4日目

君の声が、遠のいていく。

君の笑顔が、遠のいていく。

君の掌の温もりが、遠のいていく。

君の香りが、遠のいていく。

君のいる思い出が、遠のいていく。


「ぁ………」


 怖い夢を見た。朝起きると布団は汗でびっしょり、枕は何故か冷たかった。


「………はは、なんだ、夢か………」


 おもむろに、スマートフォンの写真の入っているアプリケーションを開く。最新の画像には、君が映っていた。この人を、僕は一生忘れないと胸に刻み込む。昨日に比べたら大分自分の体調も良くなってきた。


 人間の体は優秀であり残酷で、昨日あれだけ食欲が無かったのに。朝気が付くとお腹が空いていた。なんだか無性に虚しくなって、一粒の塩味を吞み込んだ。


「おはよう………」

「おはよう、ご飯いる?」

「うん。いる」


 朝ごはん食べるのが久しぶりに感じる。自分の体重は2日で4キロ減っていた。別に太ってないけど、人生で一番ダイエット出来た。その代わり、気分も体調も悪かった。朝ごはんを啜るようにしてお腹に入れる。何故だか、食べ終わるのが怖かった。


「ごちそうさま、風呂入る」

「はーい」


 汗と涙でびっしょりの体を洗い流すために浴槽に入る。ペタペタという足音がやけに響いた。


「はぁ………」


 分かってる。分かってるさ。そろそろ現実を受け入れるべきだよな。

 でも、なんで………なんで君が死ななきゃいけなかったんだ………!!!

 何にも悪い事なんてしてないはずの君が、なんで………


「………あぁあ、ほんとに。………何でかなぁ」


 裏返った疑問の声は風呂場で反響する。


『またね!』

「っ」


 浴槽の水に一つの波紋が広がると同時に今になって、3日前の君の笑顔が浮かび上がってくる。その情景から目を背けるように目を瞑る。だけど、もっと鮮明に浮かび上がってきてしまう。再び目を開けると現実を見ろと言うように、風呂場の光に照らされた金波が頬をつたっていた。

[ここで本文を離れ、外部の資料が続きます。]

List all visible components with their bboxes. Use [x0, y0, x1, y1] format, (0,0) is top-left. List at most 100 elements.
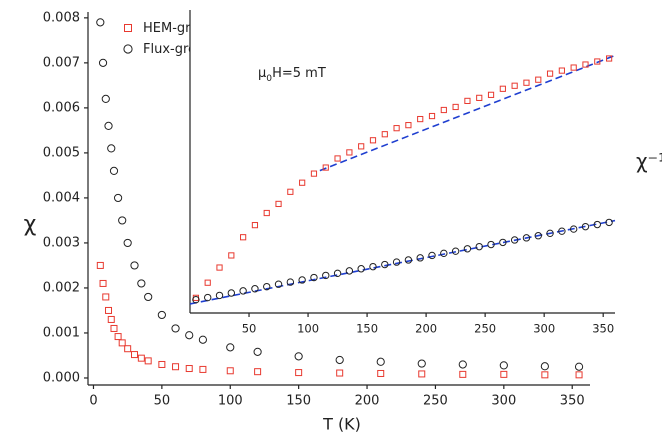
- data-point: [345, 267, 354, 275]
- data-point: [487, 91, 495, 98]
- data-point: [499, 361, 508, 370]
- data-point: [464, 97, 471, 105]
- data-point: [216, 264, 223, 271]
- data-point: [475, 242, 483, 251]
- data-point: [428, 251, 436, 260]
- data-point: [131, 351, 139, 359]
- data-point: [322, 271, 330, 280]
- data-point: [476, 94, 483, 101]
- data-point: [124, 345, 132, 353]
- data-point: [511, 82, 518, 89]
- data-point: [463, 245, 472, 253]
- y-tick-label: 0.002: [43, 280, 80, 295]
- data-point: [369, 262, 377, 271]
- data-point: [172, 363, 180, 371]
- data-point: [96, 261, 104, 269]
- data-point: [263, 282, 271, 291]
- x-tick-label: 350: [592, 322, 614, 336]
- data-point: [157, 310, 166, 320]
- data-point: [274, 280, 283, 288]
- data-point: [118, 339, 126, 347]
- x-tick-label: 50: [242, 322, 257, 336]
- data-point: [263, 209, 270, 217]
- data-point: [546, 229, 554, 238]
- data-point: [534, 232, 542, 240]
- data-point: [144, 292, 153, 302]
- data-point: [144, 357, 152, 365]
- data-point: [523, 79, 530, 86]
- data-point: [226, 367, 234, 375]
- data-point: [428, 112, 436, 120]
- data-point: [510, 236, 519, 244]
- data-point: [215, 291, 224, 300]
- x-tick-label: 150: [356, 322, 378, 336]
- data-point: [535, 76, 542, 83]
- data-point: [240, 234, 247, 241]
- inset-y-axis-label: χ⁻¹: [636, 149, 662, 173]
- data-point: [605, 55, 613, 62]
- y-tick-label: 0.003: [43, 235, 80, 250]
- x-tick-label: 300: [491, 394, 516, 409]
- data-point: [558, 227, 566, 235]
- data-point: [416, 254, 424, 262]
- data-point: [459, 370, 467, 378]
- x-tick-label: 150: [286, 394, 311, 409]
- data-point: [275, 200, 282, 208]
- data-point: [381, 260, 389, 269]
- data-point: [192, 295, 200, 304]
- data-point: [346, 149, 353, 156]
- x-tick-label: 250: [474, 322, 496, 336]
- data-point: [440, 249, 448, 258]
- data-point: [322, 164, 329, 171]
- data-point: [286, 278, 295, 286]
- data-point: [582, 61, 589, 68]
- y-tick-label: 0.005: [43, 145, 80, 160]
- x-tick-label: 300: [533, 322, 555, 336]
- data-point: [204, 279, 211, 286]
- x-tick-label: 250: [423, 394, 448, 409]
- data-point: [593, 220, 601, 229]
- data-point: [130, 261, 139, 270]
- data-point: [574, 362, 584, 371]
- data-point: [227, 289, 236, 297]
- data-point: [310, 170, 318, 177]
- data-point: [575, 371, 583, 379]
- data-point: [570, 64, 577, 71]
- data-point: [335, 355, 344, 365]
- data-point: [499, 85, 506, 92]
- data-point: [393, 125, 400, 132]
- data-point: [204, 293, 212, 302]
- x-axis-label: T (K): [322, 415, 361, 434]
- data-point: [418, 370, 426, 378]
- data-point: [594, 58, 601, 65]
- x-tick-label: 100: [218, 394, 243, 409]
- data-point: [185, 331, 194, 340]
- y-tick-label: 0.008: [43, 10, 80, 25]
- data-point: [581, 222, 590, 231]
- x-tick-label: 200: [415, 322, 437, 336]
- data-point: [299, 179, 306, 186]
- data-point: [405, 122, 412, 129]
- data-point: [251, 285, 259, 293]
- x-tick-label: 350: [560, 394, 585, 409]
- data-point: [499, 238, 507, 247]
- data-point: [254, 368, 262, 376]
- data-point: [458, 360, 467, 369]
- data-point: [605, 218, 613, 227]
- data-point: [522, 234, 531, 242]
- data-point: [109, 166, 119, 176]
- data-point: [558, 67, 565, 74]
- inset-frame: [190, 10, 615, 313]
- data-point: [381, 131, 388, 138]
- data-point: [546, 70, 554, 77]
- fit-line: [319, 54, 616, 172]
- data-point: [295, 369, 303, 377]
- y-tick-label: 0.006: [43, 100, 80, 115]
- y-tick-label: 0.004: [43, 190, 80, 205]
- fit-line: [189, 219, 616, 305]
- data-point: [540, 362, 549, 371]
- data-point: [369, 137, 377, 144]
- x-tick-label: 200: [355, 394, 380, 409]
- data-point: [336, 369, 344, 377]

 風呂場の熱と、自分自身から出てくる熱いものでのぼせそうになる。浴槽から上がって、冷たいシャワーを浴びる。さっぱりしたようで、温度差で心臓が締め付けられた。


「そう言えば、化学のノート返してもらってないな」


 正直、ノートなんてどうでも良かった。けどそろそろ定期テストの時期だ。返してもらわないと………

 

「あいつにも、昔は沢山貸してたな」


 あいつとの思い出はあまりに多い。物心ついた時からずっと一緒に居たんだ。あいつと関係の無い事を思い出そうとしたって、どうしても脳裏に移りこんでくる。また、移りこんできた顔も笑顔だ。『ノート貸してもらえない?』って、申し訳なさそうにはにかんだ笑顔。当時は『こいつ……』とでも思っていたような顔が、今では貴重な宝石の欠片の様に感じる。


 この笑顔もいつか、いつか忘れていくんだって思うと凄く怖くなる。いつも見ているゲーム実況者のホラー動画より怖い。下手な幽霊よりも君の記憶が無くなる方が、ずっとずっと怖いんだ。


「明日………また君と会うんだよね」


 静かに眠っているような君に、明日また会うんだ。

 風呂から上がって荷物を纏める。荷物を纏めるのにやけに時間がかかった。




 今度は、本当のお別れの前夜祭として。